What can journalists expect from Jack Straw? The new Justice Secretary is the same man who helped water down the Freedom of Information Act after David Clark lost the battle to make it more rigorous..
The new bill fell far short of expectations and its introduction was delayed for five years. During that time Straw yielded to Parliamentary pressure and improved it marginally.
Now he will have to decide whether to press ahead with Lord Falconer’s proposal to allow public bodies to take account of the time taken to consult, read and decide in responding to FoI requests. Information can be denied if the cost exceeds £600 for Whitehall departments and £450 for other bodies.
Speaking at an NCTJ conference at the Law Society recently, The Times legal manager Alastair Brett said the media should now “fight tooth and nail” against Government proposals to introduce a new fees regime for the FoI Act.
He also called on Straw to put an end to knee-jerk legislation to stop lawyers insuring against libel costs, to bring clarity in defamation cases, to lift the threat of jail sentences over journalists carrying out legitimate investigations and to improve relations with the media.
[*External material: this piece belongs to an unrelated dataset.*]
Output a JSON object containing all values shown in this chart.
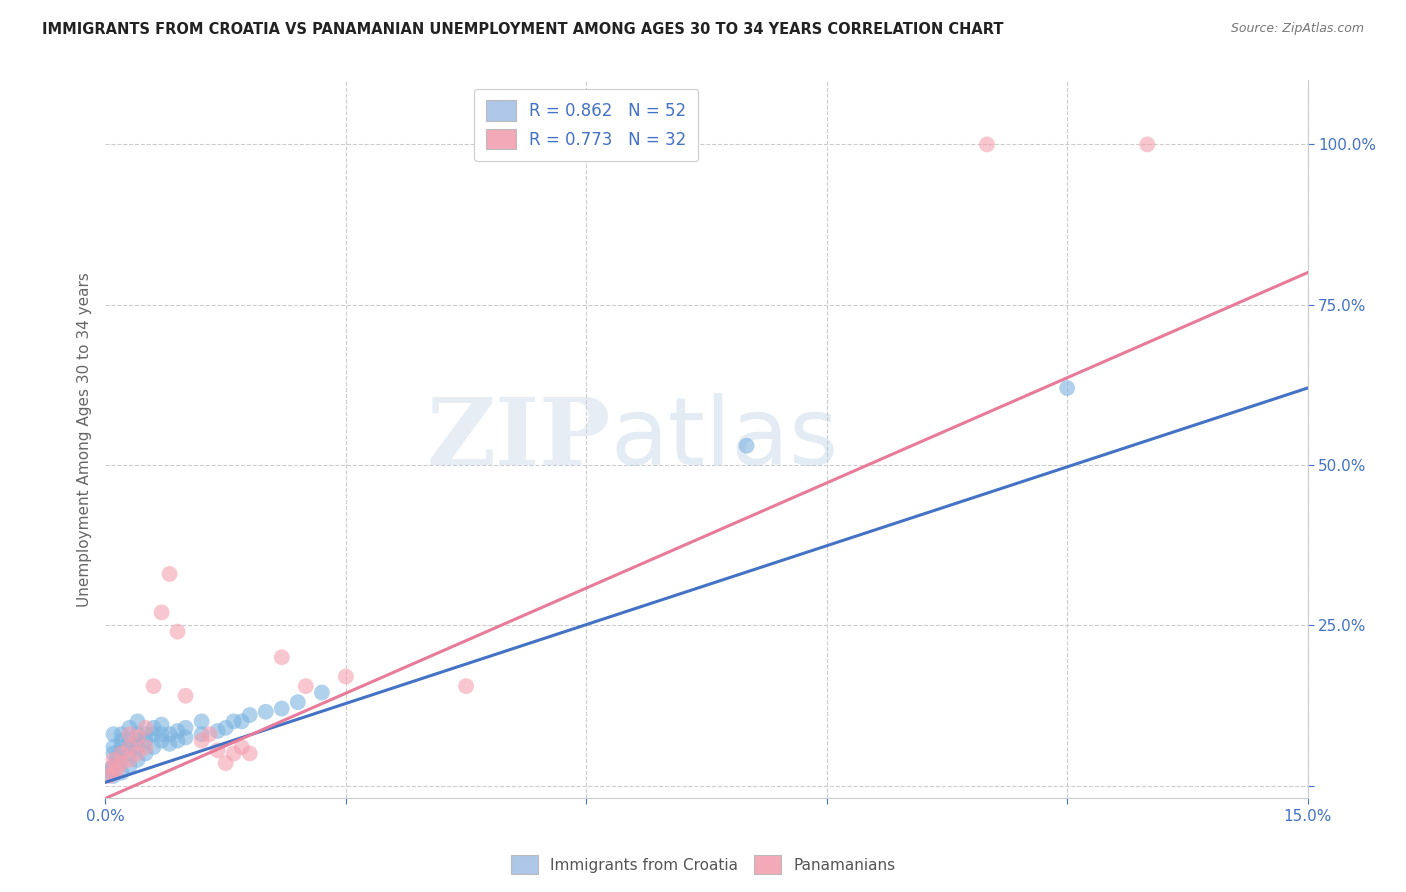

“So what I think I would ask Jack Straw to do now he is taking over in the new [Justice] Ministry is to consider some of the things which we are faced with at the moment,” Brett said.
Straw will no doubt be influenced by Gordon Brown who will not want his premiership to get off to a bad start by falling out with the media. Especially as Richard Thomas, the Information Commissioner, and the select committee that monitors his department, have come out against any change.
At Westminster, Straw gets on well with journalists. As Foreign Secretary he once quipped that he spent more time talking to Bill Jacobs, the then lobby correspondent for the Lancashire Evening Telegraph, than he did talking to his wife or Permanent Secretary.